About 4 kilometers later the road turned into a sandy path. The sand was deep and my road bike had to be
pushed like a plough through the hot, dry forest. This forest was very different from the wet
jungle to the south. Here the trees were
sporadic and angry – dotted with beehives and giant mounds of termite
nest. There were vines as thick as
telephone poles wrapped around and uprooting most of the older trees like some
hundred-year-long wrestling match. When there were people, they were on big-wheeled
oxcarts pulled by outboard ‘lawnmower’ engines (a familiar sight in rural Cambodia),
but as I got deeper into the forest a person passing by was extremely rare.

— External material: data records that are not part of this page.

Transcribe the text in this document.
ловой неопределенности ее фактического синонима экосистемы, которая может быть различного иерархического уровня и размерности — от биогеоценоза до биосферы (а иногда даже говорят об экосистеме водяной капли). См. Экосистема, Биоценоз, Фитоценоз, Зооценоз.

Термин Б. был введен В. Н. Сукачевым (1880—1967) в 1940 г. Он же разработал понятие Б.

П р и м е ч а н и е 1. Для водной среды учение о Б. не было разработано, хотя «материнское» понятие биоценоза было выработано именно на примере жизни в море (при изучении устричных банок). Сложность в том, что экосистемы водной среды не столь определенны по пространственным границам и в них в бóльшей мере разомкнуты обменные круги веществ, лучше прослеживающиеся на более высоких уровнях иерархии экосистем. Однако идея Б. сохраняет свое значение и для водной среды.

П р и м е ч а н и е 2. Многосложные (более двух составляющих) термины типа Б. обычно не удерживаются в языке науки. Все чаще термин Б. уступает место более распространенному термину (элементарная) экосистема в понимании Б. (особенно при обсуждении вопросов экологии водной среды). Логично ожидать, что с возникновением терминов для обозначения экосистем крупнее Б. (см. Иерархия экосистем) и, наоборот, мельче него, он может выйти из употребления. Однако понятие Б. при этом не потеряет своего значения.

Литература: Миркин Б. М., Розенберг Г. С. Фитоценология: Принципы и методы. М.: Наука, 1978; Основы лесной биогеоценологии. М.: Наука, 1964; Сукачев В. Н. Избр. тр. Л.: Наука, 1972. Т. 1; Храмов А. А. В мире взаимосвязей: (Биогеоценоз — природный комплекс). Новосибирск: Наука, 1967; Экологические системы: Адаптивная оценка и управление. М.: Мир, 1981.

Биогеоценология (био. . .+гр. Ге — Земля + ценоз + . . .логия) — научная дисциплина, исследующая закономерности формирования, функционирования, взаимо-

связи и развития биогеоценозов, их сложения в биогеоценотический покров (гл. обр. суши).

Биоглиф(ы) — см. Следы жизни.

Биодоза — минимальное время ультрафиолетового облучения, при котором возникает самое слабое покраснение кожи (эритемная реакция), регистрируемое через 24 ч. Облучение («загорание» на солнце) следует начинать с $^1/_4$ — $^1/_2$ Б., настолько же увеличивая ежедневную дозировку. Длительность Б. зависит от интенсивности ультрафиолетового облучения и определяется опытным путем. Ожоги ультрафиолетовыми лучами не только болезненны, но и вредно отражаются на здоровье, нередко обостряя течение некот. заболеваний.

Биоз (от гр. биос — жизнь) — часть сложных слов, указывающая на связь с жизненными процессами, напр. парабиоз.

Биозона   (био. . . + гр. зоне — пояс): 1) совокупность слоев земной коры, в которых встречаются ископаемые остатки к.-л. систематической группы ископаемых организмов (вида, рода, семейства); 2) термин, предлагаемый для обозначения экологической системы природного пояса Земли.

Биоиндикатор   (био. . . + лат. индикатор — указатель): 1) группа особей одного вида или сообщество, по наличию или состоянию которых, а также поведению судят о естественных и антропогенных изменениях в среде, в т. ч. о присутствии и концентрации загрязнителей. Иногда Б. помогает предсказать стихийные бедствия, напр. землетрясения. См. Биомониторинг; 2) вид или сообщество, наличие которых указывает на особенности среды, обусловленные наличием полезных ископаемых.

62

As I was trudging my heavy bicycle through the sand, covered
in sweat and filth, I began to feel the familiar groan in my belly which
inevitably signals diarreas explosivas.
Diarrhea is something I have extensive experience with and, luckily, it
usually does not involve cramps or pain.
Such was the case on this blistering afternoon. I often stopped to squat and – because there
was no stream or river – I had to use some of my water supply to clean
myself. I knew that diarrhea leads to
dehydration problems and last week’s water shortage was still fresh in my mind. But again I quickly ran out of water and found
myself pushed to the absolute limits of thirst.

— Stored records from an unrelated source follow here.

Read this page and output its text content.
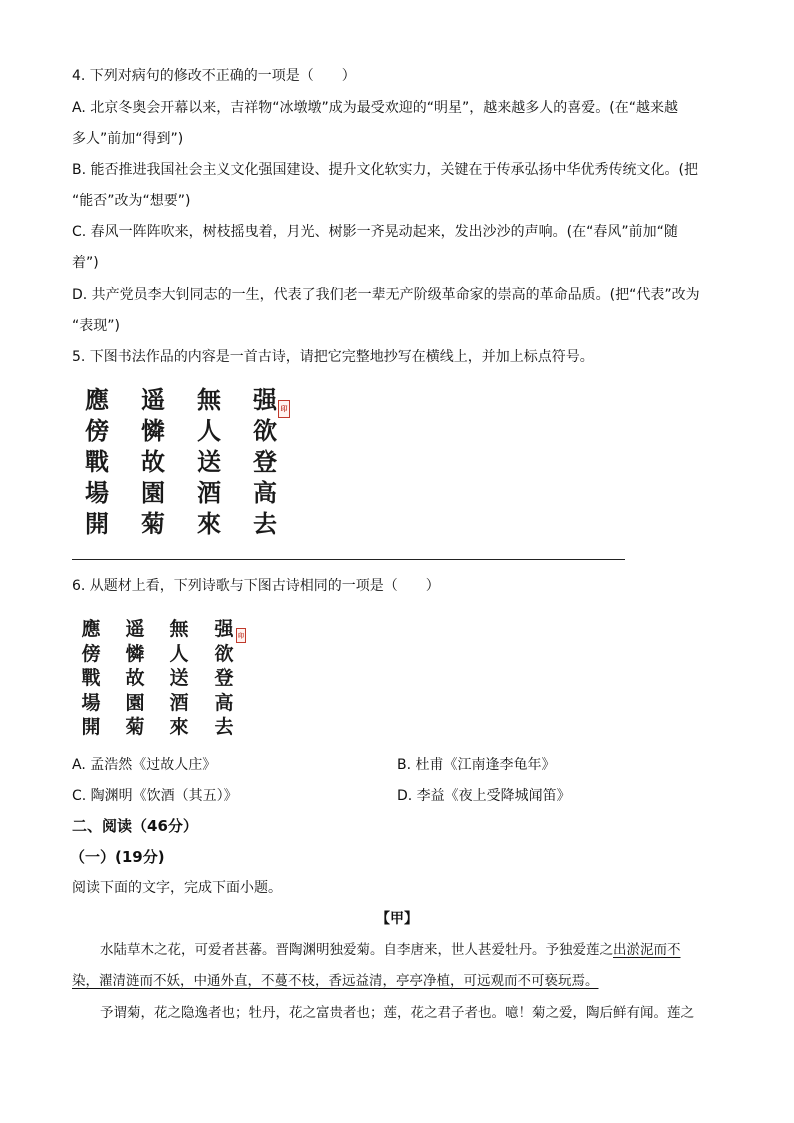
4. 下列对病句的修改不正确的一项是（　　）
A. 北京冬奥会开幕以来，吉祥物“冰墩墩”成为最受欢迎的“明星”，越来越多人的喜爱。(在“越来越
多人”前加“得到”)
B. 能否推进我国社会主义文化强国建设、提升文化软实力，关键在于传承弘扬中华优秀传统文化。(把
“能否”改为“想要”)
C. 春风一阵阵吹来，树枝摇曳着，月光、树影一齐晃动起来，发出沙沙的声响。(在“春风”前加“随
着”)
D. 共产党员李大钊同志的一生，代表了我们老一辈无产阶级革命家的崇高的革命品质。(把“代表”改为
“表现”)
5. 下图书法作品的内容是一首古诗，请把它完整地抄写在横线上，并加上标点符号。
强
欲
登
高
去
無
人
送
酒
來
遥
憐
故
園
菊
應
傍
戰
場
開
印
6. 从题材上看，下列诗歌与下图古诗相同的一项是（　　）
强
欲
登
高
去
無
人
送
酒
來
遥
憐
故
園
菊
應
傍
戰
場
開
印
A. 孟浩然《过故人庄》	B. 杜甫《江南逢李龟年》
C. 陶渊明《饮酒（其五）》	D. 李益《夜上受降城闻笛》
二、阅读（46分）
（一）(19分)
阅读下面的文字，完成下面小题。
【甲】
水陆草木之花，可爱者甚蕃。晋陶渊明独爱菊。自李唐来，世人甚爱牡丹。予独爱莲之出淤泥而不
染，濯清涟而不妖，中通外直，不蔓不枝，香远益清，亭亭净植，可远观而不可亵玩焉。
予谓菊，花之隐逸者也；牡丹，花之富贵者也；莲，花之君子者也。噫！菊之爱，陶后鲜有闻。莲之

There were no people around to help and I was probably averaging only 2
or 3 kilometers per hour in the sand, like a slow walk. The sun was at its zenith. There were horseflies adamantly buzzing
around my ears. Worst of all, the sand
track I was on would often fork or intersect with other sand tracks, so I was
relying on my compass and shitty map. The
thought ‘what if I die?’ passed through my head – but not in a fearful
way, more like a dopey observation. I
considered leaving my bike and trying to hike back to the village, but finding
my way back would not be easy. I began
to get delirious and, at one point, screamed out at the top of my lungs to an
apathetic forest. I was slowly stumbling
along, barely able to think, when I saw a dog ahead on the path. As I got closer, I noticed that the dog had
recently had puppies and her udders were dangling, full of milk. I dropped my bike and began chasing the dog. All I could think about was sucking some of
the life-saving milk from those saggy black paps. Then, a more rational thought struck me: if
there is a dog, then there are probably people! Sure enough, the dog led me straight to a
small bamboo hamlet of 5 or 6 families. They
gave me water and some cassava to eat.
We couldn’t really communicate but they were very friendly and that
night I slept under some banana trees near their thatched huts. Turns out I did get lost, and I’d have to
backtrack a few hundred meters to get back to the main path. The next day, revived and energetic, getting
to Siem Pang was no problem.
…
And now I am here at the Laos border and I realize something
truly amazing: I haven’t thought about Saigon at all since I entered that jungle
nearly a week ago! I feel as though I’ve
been cured of a disease. Like a weight
has been lifted. It’s exhilarating! All that was needed was a little adversity,
some struggle. Saigon is now officially
part of my past, inventoried in my mind’s storage along with all the other
wonderful ‘worlds’ I’ve temporarily been a part of. Not forgotten but at peace. Because the road that now separates me from Saigon
is long; and along that road there are jungles with hermetic elephants, and
memories of myself trying to suck milk from a dog.